Morguard's 2018 Real Estate Investment Trends to Watch in Canada
Vigorous demand for Canadian real estate assets shows few signs of slowing in 2018
MISSISSAUGA, ON, Feb. 6, 2018 /CNW/ – The 2018 Canadian Economic Outlook and Market Fundamentals Research Report released today by Morguard Corporation (“Morguard”) (MRC.TO) predicts another year of robust commercial real estate investment activity in Canada, given healthy demand for quality assets across the country.
“Investors remain enthusiastic about the Canadian commercial real estate market after a record volume of transactions in 2017,” said Keith Reading, Director of Research at Morguard. “There is a high supply of capital ready to be invested and Canadian commercial real estate is a proven performer. We are predicting another very busy and competitive market environment across the country in the coming year.”
The downtowns of Vancouver and Toronto are expected to remain the most coveted of markets for investment in 2018 but with a limited supply of properties available, investors will be forced to look for opportunities further afield. Suburban Toronto, Ottawa and Montreal are also expected to see strong activity levels in 2018 while Alberta, which had previously depressed country-wide statistics, is also showing signs of reanimation.
“Intense bidding for a limited pool of downtown properties will force investors to look elsewhere for opportunity,” said Reading. “Class A properties in suburban markets, particularly those near transit nodes, will be in high demand. Edmonton and Calgary will also see increased activity as investors look for high-quality assets in a recovering market and economy.”
In the retail market, the Sears liquidation announcement will put a damper on near-term fundamentals in the country’s shopping centres. The departure will be partially offset by a steady stream of new international entrants to Canada. Reading believes the retail market will continue to offer stable long-term opportunity for Canadian investors as malls are being re-envisioned as investors and landlords turn to non-traditional tenants including medical, services, entertainment and government agencies as part of their transformation into community hubs.
“Long term, market-dominant retail centres should be able to alleviate immediate pressure on vacancy by providing prime space to new, high-growth traditional retailers and service retailers,” said Reading. “The fact remains that Canada is a country of shoppers, and recent positive economic and employment trends should drive healthy spending growth for the foreseeable future.”
With the pace of interest rates hikes expected to remain slow, a continued and abundant flow of low-cost debt and equity capital will power Canadian commercial real estate investment in 2018.

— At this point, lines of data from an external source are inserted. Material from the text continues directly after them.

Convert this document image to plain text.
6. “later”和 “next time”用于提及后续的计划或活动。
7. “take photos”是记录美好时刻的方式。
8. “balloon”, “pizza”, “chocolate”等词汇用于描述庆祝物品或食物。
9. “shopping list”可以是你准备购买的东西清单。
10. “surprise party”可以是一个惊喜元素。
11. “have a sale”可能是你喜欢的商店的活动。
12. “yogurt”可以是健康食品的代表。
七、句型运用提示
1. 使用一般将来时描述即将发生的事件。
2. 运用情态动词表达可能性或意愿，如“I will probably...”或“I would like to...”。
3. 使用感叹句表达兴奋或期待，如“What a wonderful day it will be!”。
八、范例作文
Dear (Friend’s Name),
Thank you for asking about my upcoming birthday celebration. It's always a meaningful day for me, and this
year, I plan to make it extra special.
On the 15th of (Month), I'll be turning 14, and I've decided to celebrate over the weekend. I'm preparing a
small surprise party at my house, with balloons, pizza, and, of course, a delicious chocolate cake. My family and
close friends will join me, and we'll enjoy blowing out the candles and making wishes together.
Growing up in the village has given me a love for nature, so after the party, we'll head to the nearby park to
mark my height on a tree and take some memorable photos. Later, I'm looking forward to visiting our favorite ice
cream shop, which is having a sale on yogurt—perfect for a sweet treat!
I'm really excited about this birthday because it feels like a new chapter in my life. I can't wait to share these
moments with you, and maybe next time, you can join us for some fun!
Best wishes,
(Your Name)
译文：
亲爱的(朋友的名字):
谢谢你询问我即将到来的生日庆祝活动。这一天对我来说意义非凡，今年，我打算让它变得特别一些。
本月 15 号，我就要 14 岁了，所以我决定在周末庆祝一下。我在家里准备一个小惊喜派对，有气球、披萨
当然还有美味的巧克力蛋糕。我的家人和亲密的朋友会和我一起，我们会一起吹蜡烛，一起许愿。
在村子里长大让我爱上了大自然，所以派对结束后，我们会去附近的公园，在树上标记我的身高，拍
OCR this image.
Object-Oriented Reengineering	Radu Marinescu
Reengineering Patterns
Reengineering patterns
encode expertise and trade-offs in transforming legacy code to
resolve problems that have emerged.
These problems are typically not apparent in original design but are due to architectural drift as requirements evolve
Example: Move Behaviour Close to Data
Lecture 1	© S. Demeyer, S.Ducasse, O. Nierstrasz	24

The 2018 Economic Outlook and Market Fundamentals Research Report, released today by Morguard Corporation, provides a detailed analysis of the 2018 real estate investment trends to watch in Canada. The full report is available at www.morguard.com.
About Morguard Corporation
Morguard Corporation is a major North American real estate company. It has extensive retail, office, industrial, multi–suite residential, and hotel holdings owned directly, or through its investment in Morguard REIT (TSX:MRT.UN), Morguard North American Residential REIT (TSX:MRG.UN) and Temple Hotels Inc. (TPH.TO). Morguard also provides real estate management services to institutional and other investors.